The letter from attorney Andrew J. Hand of Maitland, representing the Village of Highland Park, was backed by analysis from PlanActive Studio showing that the city's current ordinance does in fact require action by P&Z.

"Residents here are concerned that this is too much of a round hole for a square peg," Highland Park Mayor Blair Updike told "We're not anti-industrial, we're just trying to get them to do the right thing," she said of Lake Wales officials.

The original announcement of the plant's siting surprised even some city commissioners, despite more than a year of behind-the-scenes negotiating between economic development staff, city planners, land owners, and ADS officials.

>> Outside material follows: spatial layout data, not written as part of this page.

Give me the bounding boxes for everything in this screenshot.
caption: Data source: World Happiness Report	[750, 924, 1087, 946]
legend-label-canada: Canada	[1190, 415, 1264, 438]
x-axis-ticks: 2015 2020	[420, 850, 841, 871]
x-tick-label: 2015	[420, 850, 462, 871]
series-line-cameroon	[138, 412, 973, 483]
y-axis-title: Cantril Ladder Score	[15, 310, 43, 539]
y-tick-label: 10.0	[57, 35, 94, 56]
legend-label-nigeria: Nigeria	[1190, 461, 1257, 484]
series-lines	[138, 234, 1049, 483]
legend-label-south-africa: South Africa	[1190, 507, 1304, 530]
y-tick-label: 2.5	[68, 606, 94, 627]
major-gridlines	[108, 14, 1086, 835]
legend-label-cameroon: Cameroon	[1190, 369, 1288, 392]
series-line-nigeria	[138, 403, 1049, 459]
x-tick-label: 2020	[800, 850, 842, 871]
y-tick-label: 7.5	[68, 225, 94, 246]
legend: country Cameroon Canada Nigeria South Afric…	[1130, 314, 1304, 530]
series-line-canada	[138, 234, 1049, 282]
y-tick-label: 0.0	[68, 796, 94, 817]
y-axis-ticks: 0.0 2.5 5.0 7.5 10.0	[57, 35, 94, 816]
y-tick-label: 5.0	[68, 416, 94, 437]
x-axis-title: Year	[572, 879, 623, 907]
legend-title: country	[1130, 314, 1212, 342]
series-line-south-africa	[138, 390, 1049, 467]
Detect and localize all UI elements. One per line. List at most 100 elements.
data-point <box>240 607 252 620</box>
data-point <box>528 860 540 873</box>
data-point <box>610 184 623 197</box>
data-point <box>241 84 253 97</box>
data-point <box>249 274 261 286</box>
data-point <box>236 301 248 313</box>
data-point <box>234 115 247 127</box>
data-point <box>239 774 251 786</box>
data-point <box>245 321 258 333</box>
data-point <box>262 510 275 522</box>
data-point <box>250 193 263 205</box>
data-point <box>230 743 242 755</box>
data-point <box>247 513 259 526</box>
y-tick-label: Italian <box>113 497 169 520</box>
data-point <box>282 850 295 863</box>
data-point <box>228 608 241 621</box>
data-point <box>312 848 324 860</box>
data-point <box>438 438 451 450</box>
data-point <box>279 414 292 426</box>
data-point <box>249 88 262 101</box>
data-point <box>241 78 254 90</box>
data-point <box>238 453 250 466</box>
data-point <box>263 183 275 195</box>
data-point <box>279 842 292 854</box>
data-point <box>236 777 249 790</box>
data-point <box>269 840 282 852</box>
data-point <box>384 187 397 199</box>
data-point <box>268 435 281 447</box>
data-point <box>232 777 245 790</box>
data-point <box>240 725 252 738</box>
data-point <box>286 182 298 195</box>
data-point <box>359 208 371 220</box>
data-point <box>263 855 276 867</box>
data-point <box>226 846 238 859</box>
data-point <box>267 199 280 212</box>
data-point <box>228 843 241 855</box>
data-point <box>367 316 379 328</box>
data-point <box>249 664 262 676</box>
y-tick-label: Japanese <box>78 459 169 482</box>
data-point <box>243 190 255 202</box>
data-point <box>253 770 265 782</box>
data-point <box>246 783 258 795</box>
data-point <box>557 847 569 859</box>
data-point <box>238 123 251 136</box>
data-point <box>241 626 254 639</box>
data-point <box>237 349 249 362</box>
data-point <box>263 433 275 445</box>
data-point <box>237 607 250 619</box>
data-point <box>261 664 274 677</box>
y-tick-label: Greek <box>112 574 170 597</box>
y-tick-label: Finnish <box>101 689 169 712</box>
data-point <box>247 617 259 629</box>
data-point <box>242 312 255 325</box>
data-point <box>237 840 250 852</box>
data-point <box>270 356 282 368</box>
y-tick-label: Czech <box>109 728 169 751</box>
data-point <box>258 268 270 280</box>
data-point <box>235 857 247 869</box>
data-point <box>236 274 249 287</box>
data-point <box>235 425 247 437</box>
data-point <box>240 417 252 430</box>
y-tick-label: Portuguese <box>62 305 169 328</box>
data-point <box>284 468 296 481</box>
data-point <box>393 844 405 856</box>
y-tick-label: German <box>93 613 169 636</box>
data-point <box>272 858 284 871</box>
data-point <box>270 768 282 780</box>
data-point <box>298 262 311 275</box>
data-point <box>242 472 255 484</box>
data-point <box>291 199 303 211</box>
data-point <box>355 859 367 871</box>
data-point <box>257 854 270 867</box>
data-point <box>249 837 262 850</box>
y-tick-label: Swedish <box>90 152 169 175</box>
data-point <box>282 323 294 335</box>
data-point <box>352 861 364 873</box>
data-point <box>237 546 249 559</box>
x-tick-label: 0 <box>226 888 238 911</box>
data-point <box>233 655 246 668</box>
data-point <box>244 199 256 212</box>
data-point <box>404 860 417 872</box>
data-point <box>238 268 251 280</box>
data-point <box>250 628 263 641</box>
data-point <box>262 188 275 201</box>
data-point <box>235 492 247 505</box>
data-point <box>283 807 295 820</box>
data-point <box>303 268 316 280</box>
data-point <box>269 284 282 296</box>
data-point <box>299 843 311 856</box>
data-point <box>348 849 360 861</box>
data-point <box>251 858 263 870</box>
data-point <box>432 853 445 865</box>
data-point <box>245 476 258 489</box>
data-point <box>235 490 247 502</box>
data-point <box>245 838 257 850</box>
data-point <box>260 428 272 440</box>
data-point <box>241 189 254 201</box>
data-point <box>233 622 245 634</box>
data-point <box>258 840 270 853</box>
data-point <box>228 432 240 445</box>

The planner's report listed a dozen omissions in the Lake Wales Development Services staff report, including a lack of assessment of utilities, impact on traffic, surrounding land uses and communities, or "any potential noise, air quality issues, etc. that could have additional impacts." Review of those issues is required by the city's Comprehensive Plan.

When Highland Park commissioners heard of Galloway's announcement Tuesday night, "it made us uncomfortable, because Chuck's our attorney too," Updike said. Highland Park reluctantly sought other counsel, and the additional review of Lake Wales Comprehensive Plan requirements, as well as the governing ordinance.

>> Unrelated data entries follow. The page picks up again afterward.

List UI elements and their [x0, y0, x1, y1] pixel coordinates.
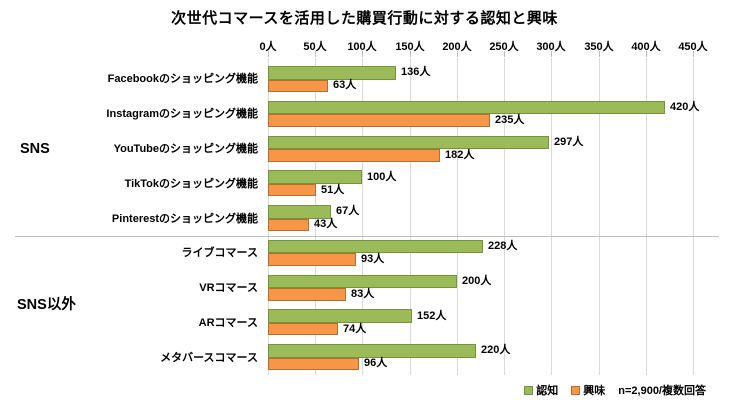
axis-tick-150	[410, 51, 411, 57]
bar-認知-6	[268, 274, 457, 289]
category-label-2: YouTubeのショッピング機能	[113, 142, 258, 155]
bar-認知-4	[268, 205, 331, 219]
bar-認知-7	[268, 309, 412, 323]
sample-note: n=2,900/複数回答	[618, 385, 706, 397]
x-axis-label-50: 50人	[303, 41, 327, 53]
group-label-1: SNS以外	[17, 297, 76, 314]
gridline-150	[410, 58, 411, 375]
axis-tick-100	[362, 51, 363, 57]
value-label-認知-5: 228人	[488, 240, 518, 253]
value-label-認知-7: 152人	[417, 309, 447, 322]
x-axis-label-200: 200人	[442, 41, 472, 53]
group-label-0: SNS	[20, 140, 50, 157]
value-label-認知-6: 200人	[462, 274, 492, 287]
bar-興味-7	[268, 322, 338, 336]
plot-area: 136人 63人 420人 235人 297人 182人 100人 51人 67人 43人 228人…	[268, 58, 719, 375]
category-label-8: メタバースコマース	[160, 351, 258, 364]
bar-認知-0	[268, 66, 396, 80]
axis-tick-350	[599, 51, 600, 57]
value-label-興味-0: 63人	[333, 79, 357, 92]
bar-興味-0	[268, 79, 328, 92]
category-label-4: Pinterestのショッピング機能	[111, 212, 258, 225]
legend-item-認知: 認知	[524, 382, 558, 398]
axis-tick-450	[693, 51, 694, 57]
value-label-興味-1: 235人	[495, 114, 525, 127]
category-label-5: ライブコマース	[181, 247, 258, 260]
x-axis-label-400: 400人	[631, 41, 661, 53]
group-divider	[15, 236, 719, 237]
x-axis-label-300: 300人	[536, 41, 566, 53]
axis-tick-400	[646, 51, 647, 57]
legend-items: 認知 興味	[524, 382, 605, 398]
legend-swatch-興味	[571, 385, 581, 395]
value-label-認知-3: 100人	[367, 170, 397, 183]
x-axis-label-150: 150人	[395, 41, 425, 53]
bar-認知-3	[268, 170, 362, 184]
gridline-350	[599, 58, 600, 375]
gridline-250	[504, 58, 505, 375]
axis-tick-50	[315, 51, 316, 57]
value-label-認知-8: 220人	[481, 344, 511, 357]
bar-興味-8	[268, 357, 359, 371]
axis-tick-250	[504, 51, 505, 57]
bar-興味-5	[268, 253, 356, 266]
gridline-300	[551, 58, 552, 375]
bar-興味-2	[268, 149, 440, 162]
category-label-7: ARコマース	[198, 316, 258, 329]
legend-label-認知: 認知	[536, 385, 559, 397]
legend-item-興味: 興味	[571, 382, 605, 398]
legend-swatch-認知	[524, 385, 534, 395]
axis-tick-200	[457, 51, 458, 57]
bar-興味-3	[268, 183, 316, 197]
gridline-400	[646, 58, 647, 375]
gridline-200	[457, 58, 458, 375]
bar-認知-1	[268, 100, 665, 115]
bar-興味-1	[268, 114, 490, 127]
x-axis-label-350: 350人	[584, 41, 614, 53]
value-label-興味-5: 93人	[361, 253, 385, 266]
bar-認知-5	[268, 239, 483, 254]
value-label-興味-4: 43人	[314, 218, 338, 231]
value-label-認知-2: 297人	[554, 135, 584, 148]
value-label-興味-2: 182人	[445, 148, 475, 161]
category-label-6: VRコマース	[199, 282, 258, 295]
value-label-認知-4: 67人	[336, 205, 360, 218]
value-label-認知-0: 136人	[401, 66, 431, 79]
x-axis-label-0: 0人	[259, 41, 277, 53]
value-label-興味-7: 74人	[343, 322, 367, 335]
gridline-100	[362, 58, 363, 375]
category-label-0: Facebookのショッピング機能	[107, 73, 258, 86]
axis-tick-0	[268, 51, 269, 57]
chart-title: 次世代コマースを活用した購買行動に対する認知と興味	[171, 10, 558, 27]
value-label-興味-8: 96人	[364, 357, 388, 370]
bar-認知-8	[268, 344, 476, 358]
value-label-興味-6: 83人	[351, 287, 375, 300]
legend: 認知 興味 n=2,900/複数回答	[524, 382, 706, 398]
bar-興味-4	[268, 218, 309, 232]
axis-tick-300	[551, 51, 552, 57]
value-label-興味-3: 51人	[321, 183, 345, 196]
x-axis-label-250: 250人	[489, 41, 519, 53]
bar-興味-6	[268, 288, 346, 301]
bar-認知-2	[268, 135, 549, 150]
gridline-450	[693, 58, 694, 375]
category-label-1: Instagramのショッピング機能	[106, 108, 258, 121]
x-axis-label-100: 100人	[347, 41, 377, 53]
x-axis-label-450: 450人	[678, 41, 708, 53]
value-label-認知-1: 420人	[670, 101, 700, 114]
legend-label-興味: 興味	[583, 385, 606, 397]
category-label-3: TikTokのショッピング機能	[124, 177, 258, 190]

"I look forward to the City’s compliance with its land development regulations regarding the ADS application," said Hand. "I also look forward to the City’s future cooperation with the Village of Highland Park in land use matters that affect both jurisdictions per the requirements of the City’s own comprehensive plan. The Village is legally entitled to have its seat at the table."

Galloway proposes to bring the ordinance back to the Lake Wales commission to change the authority back to an administrative issue, as it had been in a 2002 ordinance. Such land-use changes require two public hearings.

Galloway maintains that neither the city commission nor planning staff intended to change the prior ordinance, even though the change was clearly included in the updated document they voted on.

The alternative option, to bring it before the P&Z board after re-advertising, is apparently still available to the city.

News of the proposed facility had come as a surprise to residents of the area around the site, including those of Highland Park and nearby Highland Park Manor. That despite the prior zoning of the site, adjacent to the former Hunt Brothers citrus packing house, as light industrial.

"Will it be adequately buffered? Or will it be daylight at midnight?" Updike asked.

The PlanActive report also raised questions about idling trucks, since the site plan includes 58 parking stalls for them. Traffic routes in and out of the site have also raised concerns for residents, since it is unclear how east-bound truck traffic would access SR 60. Congestion is already an issue at two obvious intersections, at 11th Street, and at Hunt Brothers Road, adjacent to Wal-Mart.

"We need to get out of the 'flat map' mentality and get into reality," Updike said of the high, rolling tract. "It's a beautiful site with views over Lake Easy. Zillion-dollar views. I wish it could be residential so people could enjoy that view. As much as we dislike apartments, it's an attractive place for something tall," she added.

"We're also concerned for residents of (unincorporated) Highland Park Manor. They're in the county, and the county doesn't pay much attention" to such issues, Updike said.

Highland Manor resident Bruce Francis echoed those comments, saying that "we're all for development, but it has to help everybody, not just people who can afford ADS stock. How is this going to affect our property values? What studies have been done?"

The plant would import recycled plastic pellets by rail, which would then be melted in an enclosed furnace and extruded into molds to form the corrugated drainage pipes.

Lake Wales planners should be aware, Francis said, that "the decisions you make affect all of Lake Wales. People across the line count too. We don't know anything about emissions, or the pellets that escape into the soil."

Francis said that he had seen spilled pellets embedded in retention pond soil during a visit to an existing ADS plant in Sebring. "Planning staff did nothing but add a signature to what they (ADS) want to do,"

"We're looking forward to Lake Wales doing a thorough job," Updike said. "A better outcome for them is better for us, too."